With the rapidly improving reasoning abilities of Large Language Models (LLMs), there is also a rising demand to use them in a wide variety of domains. This brings about the need to carefully evaluate the limits of the capabilities of these models with various tests and benchmarks. Graph structures are ubiquitous in real-world data, and are often used to represent and analyze relationship patterns within data. Many benchmarks have already been proposed in the graph literature to test the reasoning ability of LLMs to follow and execute graph algorithms. However, due to the limited context length of LLMs, these benchmarks consist of very small graphs.

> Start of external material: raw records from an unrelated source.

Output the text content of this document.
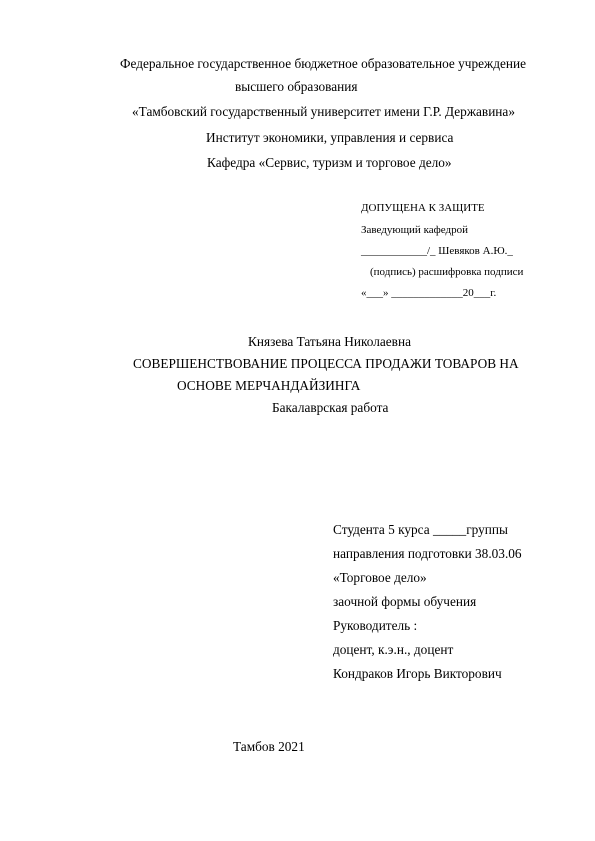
Федеральное государственное бюджетное образовательное учреждение
высшего образования
«Тамбовский государственный университет имени Г.Р. Державина»
Институт экономики, управления и сервиса
Кафедра «Сервис, туризм и торговое дело»
ДОПУЩЕНА К ЗАЩИТЕ
Заведующий кафедрой
____________/_ Шевяков А.Ю._
(подпись) расшифровка подписи
«___» _____________20___г.
Князева Татьяна Николаевна
СОВЕРШЕНСТВОВАНИЕ ПРОЦЕССА ПРОДАЖИ ТОВАРОВ НА
ОСНОВЕ МЕРЧАНДАЙЗИНГА
Бакалаврская работа
Студента 5 курса _____группы
направления подготовки 38.03.06
«Торговое дело»
заочной формы обучения
Руководитель :
доцент, к.э.н., доцент
Кондраков Игорь Викторович
Тамбов 2021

In real-world data, the size of graphs can be significantly larger, and in many cases, not fully accessible. In this paper, we examine a class of problems that arises with very large graphs having limited accessibility. We propose a large graph benchmark dataset, EstGraph, and introduce four distinct tasks designed to estimate large graph properties. We evaluate the reasoning abilities of LLMs on these tasks using a wide variety of graph datasets. In addition, we provide task-specific prompt constructions based on random walk sampling of large graphs (up to millions of nodes) that effectively convey sufficient information to LLMs within the limits of context length.